EL hastío suele ser un gran aliado de los perpetradores de injusticias. Esperan sentados a que los que las denuncian se cansen y dejen de dar la matraca. Es lo que me temo que está haciendo la (por llamarla de alguna manera) Justicia polaca en el caso del periodista vasco Pablo González. Por estos días se cumplen ya siete meses de su detención por causas que permanecen en la más absoluta de las oscuridades. Ayer mismo supimos que un tribunal de apelaciones se fumó un puro con el recurso que había presentado su defensa contra la decisión de prorrogar la detención de Pablo.
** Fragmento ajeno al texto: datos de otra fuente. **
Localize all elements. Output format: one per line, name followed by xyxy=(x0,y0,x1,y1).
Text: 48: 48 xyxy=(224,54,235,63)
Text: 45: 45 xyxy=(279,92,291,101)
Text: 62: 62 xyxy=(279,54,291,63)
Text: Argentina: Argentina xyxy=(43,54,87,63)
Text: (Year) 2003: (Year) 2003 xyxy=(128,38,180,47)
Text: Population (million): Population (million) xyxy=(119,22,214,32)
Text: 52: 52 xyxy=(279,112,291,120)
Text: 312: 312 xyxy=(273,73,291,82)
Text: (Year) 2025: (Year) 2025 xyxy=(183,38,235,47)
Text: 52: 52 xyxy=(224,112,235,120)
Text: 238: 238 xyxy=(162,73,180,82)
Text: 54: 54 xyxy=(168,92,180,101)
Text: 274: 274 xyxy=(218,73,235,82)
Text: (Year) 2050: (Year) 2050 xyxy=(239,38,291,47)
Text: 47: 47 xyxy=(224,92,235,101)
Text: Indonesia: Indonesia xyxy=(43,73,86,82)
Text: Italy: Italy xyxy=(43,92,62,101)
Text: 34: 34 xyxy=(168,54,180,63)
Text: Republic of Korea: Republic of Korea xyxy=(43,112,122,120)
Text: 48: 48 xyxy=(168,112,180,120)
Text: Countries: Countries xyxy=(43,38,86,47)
Y aquí me tienen, levantando mi humildísima pluma contra la enésima arbitrariedad. No he cedido a la tentación del desánimo y me alegra que buena parte de mi profesión en Euskal Herria tampoco lo ha hecho. Lo comprobamos, sin ir más lejos, el pasado domingo, cuando los directores de los principales periódicos del país —miren que hay diferencias entre nosotros— pusieron su firma bajo un texto que reclamaba la puesta en libertad de nuestro compañero y, en todo caso, el respeto a sus derechos básicos.
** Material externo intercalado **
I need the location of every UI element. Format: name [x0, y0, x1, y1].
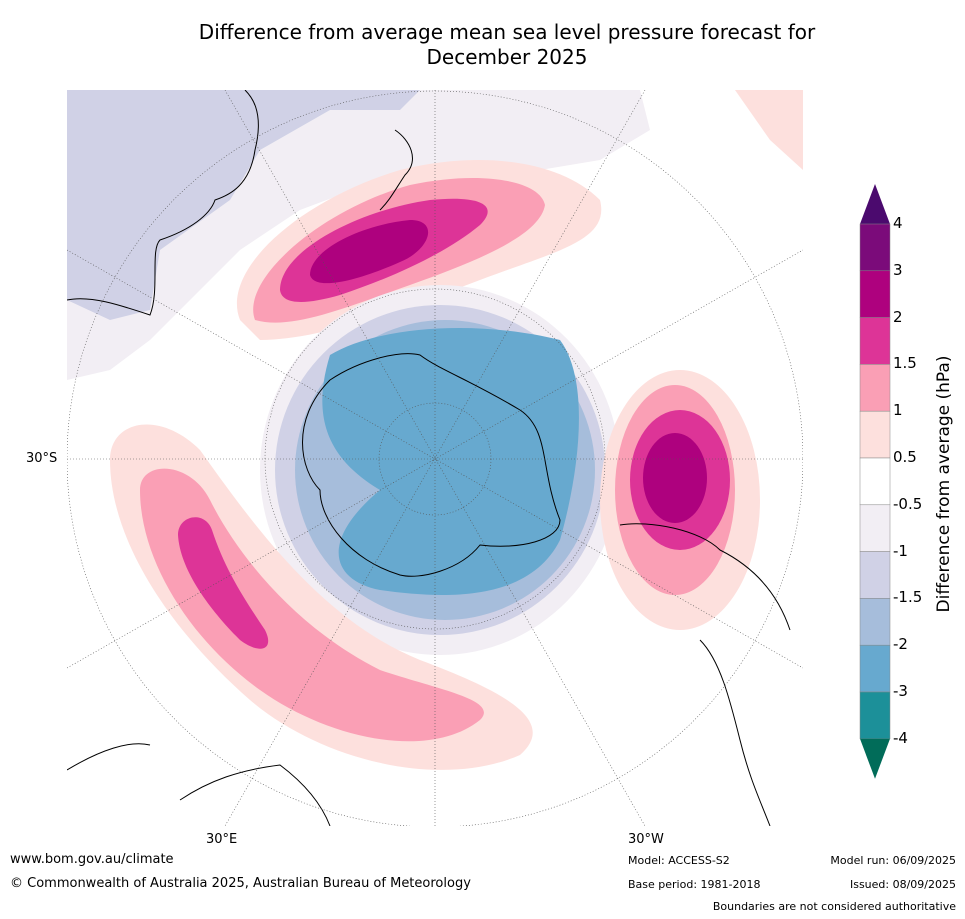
colorbar-swatch	[859, 410, 891, 459]
map-title: Difference from average mean sea level p…	[0, 20, 965, 70]
lat-label-30s: 30°S	[26, 451, 58, 466]
colorbar-tick-label: -2	[893, 635, 908, 654]
coastline-australia	[67, 90, 259, 316]
coastline-antarctica	[302, 353, 561, 577]
coastline-south-america	[619, 523, 791, 826]
colorbar-arrow-bottom	[860, 738, 890, 779]
low-antarctic-2	[322, 328, 579, 595]
colorbar-swatch	[859, 270, 891, 318]
colorbar-tick-label: -3	[893, 682, 908, 700]
colorbar-swatch	[859, 504, 891, 552]
colorbar	[859, 184, 891, 779]
lon-label-30e: 30°E	[206, 832, 238, 847]
footer-model: Model: ACCESS-S2	[628, 854, 730, 867]
colorbar-tick-label: -0.5	[893, 494, 923, 513]
footer-issued: Issued: 08/09/2025	[849, 878, 956, 891]
colorbar-swatch	[859, 457, 891, 506]
colorbar-tick-label: 1	[893, 401, 903, 420]
high-indian-15	[178, 517, 269, 649]
colorbar-tick-label: -1	[893, 541, 908, 560]
colorbar-tick-label: 3	[893, 260, 903, 279]
coastline-africa	[67, 743, 331, 826]
colorbar-swatch	[859, 317, 891, 365]
colorbar-swatch	[859, 644, 891, 693]
colorbar-title: Difference from average (hPa)	[934, 355, 954, 613]
footer-url: www.bom.gov.au/climate	[10, 852, 174, 867]
high-indian-1	[140, 468, 484, 742]
colorbar-tick-label: -1.5	[893, 588, 923, 607]
colorbar-tick-label: 0.5	[893, 448, 917, 466]
footer-copyright: © Commonwealth of Australia 2025, Austra…	[10, 876, 471, 891]
high-nz-2	[310, 220, 429, 284]
colorbar-swatch	[859, 551, 891, 599]
title-line-2: December 2025	[426, 45, 588, 69]
footer-base-period: Base period: 1981-2018	[628, 878, 761, 891]
footer-disclaimer: Boundaries are not considered authoritat…	[712, 900, 956, 913]
title-line-1: Difference from average mean sea level p…	[198, 20, 816, 44]
high-atlantic-2	[643, 433, 707, 523]
colorbar-arrow-top	[860, 184, 890, 224]
colorbar-tick-label: -4	[893, 728, 908, 747]
colorbar-swatch	[859, 691, 891, 740]
coastline-new-zealand	[379, 129, 413, 211]
colorbar-swatch	[859, 598, 891, 646]
lon-label-30w: 30°W	[628, 832, 664, 847]
colorbar-tick-label: 2	[893, 307, 903, 326]
colorbar-tick-label: 1.5	[893, 354, 917, 373]
colorbar-swatch	[859, 364, 891, 412]
map-frame	[67, 90, 803, 826]
colorbar-swatch	[859, 223, 891, 272]
anomaly-region-ne-positive	[735, 90, 803, 170]
footer-model-run: Model run: 06/09/2025	[830, 854, 956, 867]
colorbar-tick-label: 4	[893, 214, 903, 232]
graticule	[67, 90, 803, 826]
Es una iniciativa necesaria que debería cundir más allá de mi gremio. No me canso de repetir que si yo estoy a pie de denuncia no es porque Pablo González sea periodista, que también, sino fundamentalmente, porque es un ciudadano de un estado de la Unión Europea que lleva ya siete meses preso sin garantías en otro estado de la Unión Europea. No es la libertad de expresión el único derecho conculcado. Son unos cuantos más. Y eso nos concierne a todos independientemente de nuestro oficio.